The glutamate transporter Excitatory Amino Acid Carrier 1 (EAAC1) catalyzes rapid removal of glutamate, the major excitatory neurotransmitter in the brain, from the extracellular space, preventing its accumulation to neurotoxic levels. Uphill substrate transport is coupled to co-transport of 3 Na+, 1 H+, and counter-transport of 1 K+ ion. The cation binding sites are yet to be fully identified in this transporter. Here, we investigate the role of the highly conserved D454 residue which is thought to contribute its side chain to coordinating these cations. D454 was mutated to the non-ionizable asparagine, as well as alanine. K+-induced relocation was impaired in EAAC1-D454N, as the transporter no longer catalyzed forward transport. Our findings indicated that K+ could still bind to EAAC1-D454N, but with reduced apparent affinity.

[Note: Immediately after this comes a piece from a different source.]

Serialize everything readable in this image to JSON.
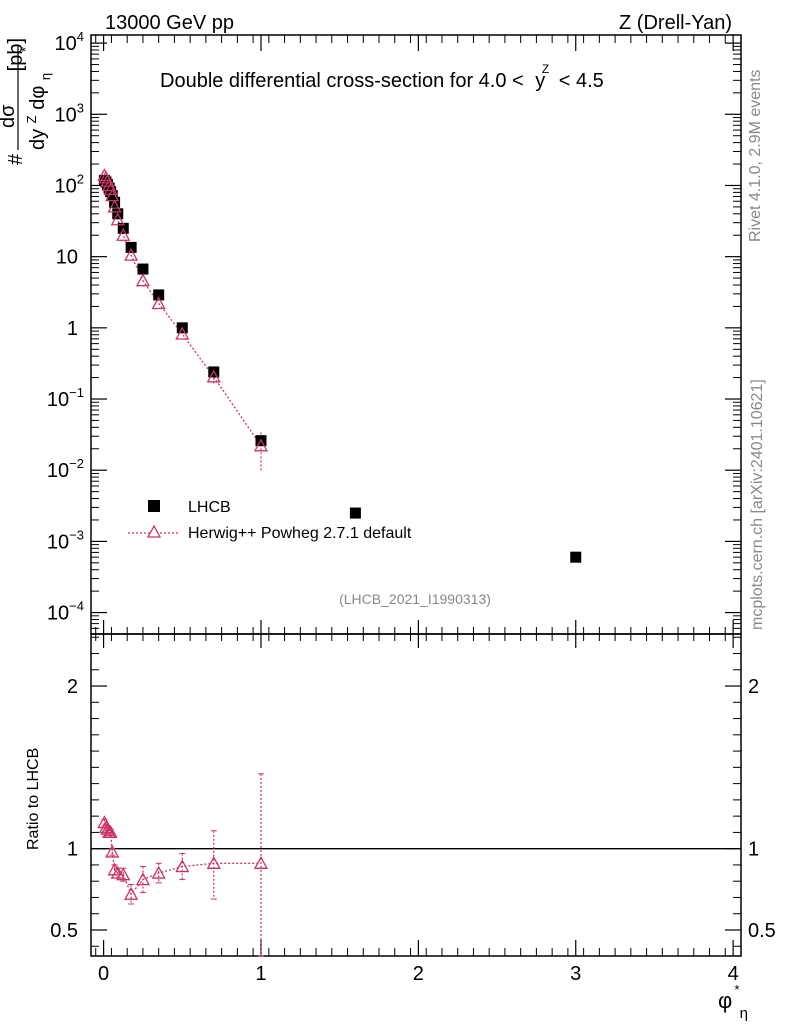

Na+/glutamate exchange was functional in EAAC1-D454N, as demonstrated by the presence of transient currents following rapid glutamate application and voltage jumps. In the D454A mutant, glutamate application inhibited inward leak anion currents, and transient currents in response to voltage jumps were abolished. This is consistent with Na+ binding being impaired in this transporter. K+ binding was also eliminated by the D454A mutation. Although D454 is proposed to participate in Na+ binding, its protonation state is yet to be established. pKa calculations for the bacterial homologue Gltph indicate that D405 (analogous to D454) is protonated at physiological pH with a highly perturbed pKa in the range of 7.6 to >14. Valences calculated using the Poison-Boltzmann equation for EAAC1 with D454 protonated (0.45) were close in value to the experimental values obtained for EAAC1-D54N (0.71) and EAAC1-WT (0.64). Together, our results suggest that D454 is protonated under physiological conditions, and participates in Na+ as well as K+ binding.